簡単に言うと、VingroupはVinFast(VFS)の親会社として資金を供給し、Vinhomesが稼いだキャッシュをVinFastが使う、という構造が続いています。
タイ湖(Tay Ho)周辺を歩いていると、Vinhomesのタワーマンションが林立していることに気づきます。週末にはベトナム中産階級の家族連れがショッピングモールで買い物をし、Vinmecの病院には外資系企業の駐在員が通っています。VingroupはVinFastのニュースで語られる以上に、ベトナム人の日常生活に深く根ざしている会社です。それが「VingroupはVN-Indexそのものだ」と言われる所以でもあります。
VICに投資すれば今回の自動運転ニュースの恩恵を受けられるのかという問いに対しては、「一部は受けられるが、話はより複雑だ」というのが正直なところです。
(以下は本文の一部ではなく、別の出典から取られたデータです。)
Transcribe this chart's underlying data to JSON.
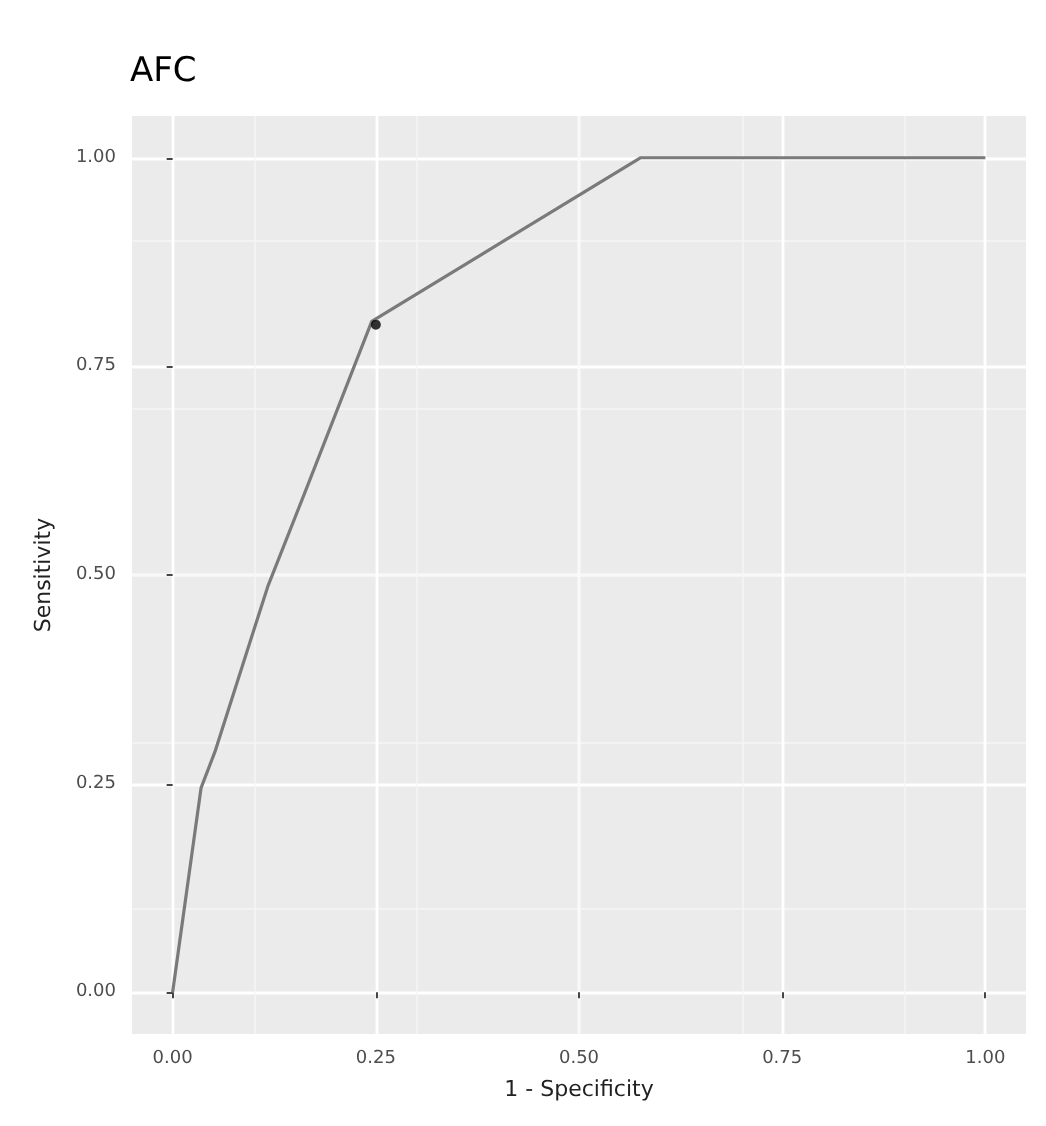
{
  "chart_data": {
    "type": "line",
    "title": "AFC",
    "xlabel": "1 - Specificity",
    "ylabel": "Sensitivity",
    "xlim": [
      -0.05,
      1.05
    ],
    "ylim": [
      -0.05,
      1.05
    ],
    "xticks": [
      {
        "value": 0,
        "label": "0.00"
      },
      {
        "value": 0.25,
        "label": "0.25"
      },
      {
        "value": 0.5,
        "label": "0.50"
      },
      {
        "value": 0.75,
        "label": "0.75"
      },
      {
        "value": 1,
        "label": "1.00"
      }
    ],
    "yticks": [
      {
        "value": 0,
        "label": "0.00"
      },
      {
        "value": 0.25,
        "label": "0.25"
      },
      {
        "value": 0.5,
        "label": "0.50"
      },
      {
        "value": 0.75,
        "label": "0.75"
      },
      {
        "value": 1,
        "label": "1.00"
      }
    ],
    "grid": true,
    "marker": "none",
    "series": [
      {
        "color": "#7a7a7a",
        "x": [
          0,
          0.035,
          0.052,
          0.117,
          0.164,
          0.245,
          0.576,
          1
        ],
        "values": [
          0,
          0.245,
          0.288,
          0.486,
          0.602,
          0.804,
          1,
          1
        ]
      },
      {
        "type": "scatter",
        "color": "#000000",
        "marker": "circle",
        "x": [
          0.25
        ],
        "values": [
          0.8
        ]
      }
    ]
  }
}
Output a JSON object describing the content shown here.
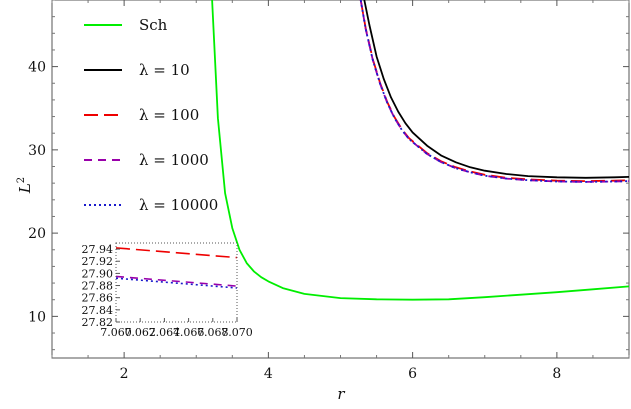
{
  "chart_data": {
    "type": "line",
    "xlabel": "r",
    "ylabel": "L",
    "ylabel_superscript": "2",
    "xlim": [
      1.0,
      9.0
    ],
    "ylim": [
      5.0,
      48.0
    ],
    "xticks": [
      2,
      4,
      6,
      8
    ],
    "xtick_labels": [
      "2",
      "4",
      "6",
      "8"
    ],
    "yticks": [
      10,
      20,
      30,
      40
    ],
    "ytick_labels": [
      "10",
      "20",
      "30",
      "40"
    ],
    "grid": false,
    "legend_position": "top-left",
    "series": [
      {
        "name": "Sch",
        "color": "#00ee00",
        "dash": "solid",
        "x": [
          3.22,
          3.3,
          3.4,
          3.5,
          3.6,
          3.7,
          3.8,
          3.9,
          4.0,
          4.2,
          4.5,
          5.0,
          5.5,
          6.0,
          6.5,
          7.0,
          7.5,
          8.0,
          8.5,
          9.0
        ],
        "y": [
          48.0,
          33.8,
          24.8,
          20.6,
          18.0,
          16.4,
          15.4,
          14.7,
          14.2,
          13.4,
          12.7,
          12.2,
          12.05,
          12.0,
          12.05,
          12.3,
          12.6,
          12.9,
          13.25,
          13.6
        ]
      },
      {
        "name": "λ = 10",
        "color": "#000000",
        "dash": "solid",
        "x": [
          5.33,
          5.4,
          5.5,
          5.6,
          5.7,
          5.8,
          5.9,
          6.0,
          6.2,
          6.4,
          6.6,
          6.8,
          7.0,
          7.3,
          7.6,
          8.0,
          8.4,
          8.8,
          9.0
        ],
        "y": [
          48.0,
          45.0,
          41.2,
          38.5,
          36.3,
          34.6,
          33.2,
          32.1,
          30.5,
          29.3,
          28.5,
          27.9,
          27.5,
          27.1,
          26.85,
          26.7,
          26.65,
          26.7,
          26.75
        ]
      },
      {
        "name": "λ = 100",
        "color": "#ee0000",
        "dash": "long",
        "x": [
          5.28,
          5.35,
          5.45,
          5.55,
          5.65,
          5.75,
          5.85,
          5.95,
          6.2,
          6.4,
          6.6,
          6.8,
          7.0,
          7.3,
          7.6,
          8.0,
          8.4,
          8.8,
          9.0
        ],
        "y": [
          48.0,
          44.6,
          40.8,
          38.0,
          35.7,
          33.9,
          32.5,
          31.4,
          29.6,
          28.6,
          27.9,
          27.4,
          27.0,
          26.65,
          26.45,
          26.3,
          26.25,
          26.3,
          26.35
        ]
      },
      {
        "name": "λ = 1000",
        "color": "#9900aa",
        "dash": "medium",
        "x": [
          5.28,
          5.35,
          5.45,
          5.55,
          5.65,
          5.75,
          5.85,
          5.95,
          6.2,
          6.4,
          6.6,
          6.8,
          7.0,
          7.3,
          7.6,
          8.0,
          8.4,
          8.8,
          9.0
        ],
        "y": [
          48.0,
          44.5,
          40.7,
          37.9,
          35.6,
          33.8,
          32.4,
          31.3,
          29.5,
          28.5,
          27.8,
          27.3,
          26.9,
          26.55,
          26.35,
          26.2,
          26.15,
          26.2,
          26.25
        ]
      },
      {
        "name": "λ = 10000",
        "color": "#1a1acc",
        "dash": "dotted",
        "x": [
          5.28,
          5.35,
          5.45,
          5.55,
          5.65,
          5.75,
          5.85,
          5.95,
          6.2,
          6.4,
          6.6,
          6.8,
          7.0,
          7.3,
          7.6,
          8.0,
          8.4,
          8.8,
          9.0
        ],
        "y": [
          48.0,
          44.5,
          40.7,
          37.9,
          35.6,
          33.8,
          32.4,
          31.3,
          29.5,
          28.5,
          27.8,
          27.3,
          26.9,
          26.55,
          26.35,
          26.2,
          26.15,
          26.2,
          26.25
        ]
      }
    ],
    "inset": {
      "xlim": [
        7.06,
        7.07
      ],
      "ylim": [
        27.82,
        27.95
      ],
      "xticks": [
        7.06,
        7.062,
        7.064,
        7.066,
        7.068,
        7.07
      ],
      "xtick_labels": [
        "7.060",
        "7.062",
        "7.064",
        "7.066",
        "7.068",
        "7.070"
      ],
      "yticks": [
        27.82,
        27.84,
        27.86,
        27.88,
        27.9,
        27.92,
        27.94
      ],
      "ytick_labels": [
        "27.82",
        "27.84",
        "27.86",
        "27.88",
        "27.90",
        "27.92",
        "27.94"
      ],
      "series": [
        {
          "name": "λ = 100",
          "color": "#ee0000",
          "dash": "long",
          "x": [
            7.06,
            7.07
          ],
          "y": [
            27.942,
            27.926
          ]
        },
        {
          "name": "λ = 1000",
          "color": "#9900aa",
          "dash": "medium",
          "x": [
            7.06,
            7.07
          ],
          "y": [
            27.895,
            27.879
          ]
        },
        {
          "name": "λ = 10000",
          "color": "#1a1acc",
          "dash": "dotted",
          "x": [
            7.06,
            7.07
          ],
          "y": [
            27.892,
            27.876
          ]
        }
      ]
    }
  }
}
VinFastがロボタクシー事業で実績を積んでいけば、VingroupがAI・テクノロジー企業としての評価を得る可能性はあります。また、VinFastの国内実証実験が進めば、ベトナムのIT・テクノロジーセクター全体への注目度が増すという間接的な効果も考えられます。ただし、これはあくまで私個人の見立てであり、投資判断はご自身の責任でお願いします。
「レベル4」について冷静に言うと
最後に、一つ冷静な視点も加えておきます。
「レベル4自動運転」は、完全に人が介在しないシステムを指します。世界でも実用化しているのはWaymo(Google系)やBaidu(アポロ計画)など、十数年の開発投資を続けてきたプレイヤーに限られます。VinFastはNVIDIA DRIVE Hyperion 10を基盤としてコスト効率の高いアプローチを目指すと発表しましたが、量産・商用化までのロードマップはまだ詳細には開示されていません。
「発表した」と「商用化できた」の間には、巨大な谷があります。ハノイの道路を実際に走ったことがある人間として言わせてもらえば、あの交通環境を本当に自律走行できるシステムを作ることは、技術的に世界最高難度の挑戦の一つです。逆に言えば、もしVinFastが本当にそれを実現したなら、グローバル展開の切り札になりえる。
今は「プレイヤーとして本気だ」という宣言の段階として受け取り、実証データが出てくるまでは継続観察の姿勢でいるのが、長期投資家としての賢明な立ち位置だと個人的には考えています。そういうことなんです。